In my previous post, I explained how the slope of the 200 day moving average can properly identify a Bull or Bear Market. As you know, when the Red Line begins to slope downward, the Bear Market has begun. It is extremely important that you recognize this because your analysis is only half way complete.The other half requires that you identify the cause of this newly defined downward slope.

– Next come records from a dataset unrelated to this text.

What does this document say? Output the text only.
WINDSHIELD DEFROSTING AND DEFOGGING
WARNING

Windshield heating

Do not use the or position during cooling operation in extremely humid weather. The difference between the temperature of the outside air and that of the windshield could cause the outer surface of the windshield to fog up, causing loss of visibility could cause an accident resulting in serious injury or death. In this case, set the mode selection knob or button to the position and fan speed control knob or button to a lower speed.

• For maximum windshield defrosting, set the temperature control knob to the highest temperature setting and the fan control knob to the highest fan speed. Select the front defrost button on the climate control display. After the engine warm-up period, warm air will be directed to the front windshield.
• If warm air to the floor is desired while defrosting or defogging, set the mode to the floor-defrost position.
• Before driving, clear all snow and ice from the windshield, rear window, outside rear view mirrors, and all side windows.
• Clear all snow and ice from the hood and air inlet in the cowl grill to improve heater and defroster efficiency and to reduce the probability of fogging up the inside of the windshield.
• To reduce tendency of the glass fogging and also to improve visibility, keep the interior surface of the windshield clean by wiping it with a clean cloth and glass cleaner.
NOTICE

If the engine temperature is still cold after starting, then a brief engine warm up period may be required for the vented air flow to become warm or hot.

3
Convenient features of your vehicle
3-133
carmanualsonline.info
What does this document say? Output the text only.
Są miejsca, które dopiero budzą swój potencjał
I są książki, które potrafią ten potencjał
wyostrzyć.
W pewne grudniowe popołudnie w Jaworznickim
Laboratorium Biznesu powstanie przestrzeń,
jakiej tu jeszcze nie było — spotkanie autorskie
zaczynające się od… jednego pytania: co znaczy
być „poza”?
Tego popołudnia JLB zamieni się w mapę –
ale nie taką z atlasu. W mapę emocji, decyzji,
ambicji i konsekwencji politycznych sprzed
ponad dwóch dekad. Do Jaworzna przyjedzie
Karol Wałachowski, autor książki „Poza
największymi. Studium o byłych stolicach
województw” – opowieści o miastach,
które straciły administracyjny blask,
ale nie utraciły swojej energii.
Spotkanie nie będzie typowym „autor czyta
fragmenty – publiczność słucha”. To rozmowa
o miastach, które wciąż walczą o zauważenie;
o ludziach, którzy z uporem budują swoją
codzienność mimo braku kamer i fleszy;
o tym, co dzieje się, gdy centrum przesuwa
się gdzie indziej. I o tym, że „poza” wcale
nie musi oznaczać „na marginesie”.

Prices that break below the 200 day MA will generally cause for the RSI to reach extremely oversold levels. The moving average will act as a magnet by following the direction of price. If prices sell-off enough to pull down a rising moving average, then the trend has changed direction.
2007-2009 Bear Market
In the chart above, I have illustrated the correlation between the S&P index and the RSI indicator. Now in order for you to fully understand their relationship, you must first recognize the discernably different characteristics of this indicator when in bull and bear markets. In a Bear Market, the RSI will serve the function of quantifying the degree of selling pressure. It is the extremity of these oversold conditions that accurately identifies each market bottom, unless a divergence has formed. Every bottom of the 2007- 2009 Bear market is colored with either a purple or blue circle. The purple circle corresponds with each time the RSI penetrates the 30 level. The Blue circle represents each time the RSI is contained above the 30 level. Here is another example.
The 2000-2003 Bear Market
This chart further reinforces the similarities that exist in Bear Markets.
2003-2007 Bull Market
Notice that each pull back is contained above the 30 level on the RSI indicator when prices are in a bull market. There are some cases where that level is slightly penetrated, but prices are quickly regained at the rising 200 Day MA. The RSI in Bull markets do not reach the extreme oversold levels that you see in Bear Markes.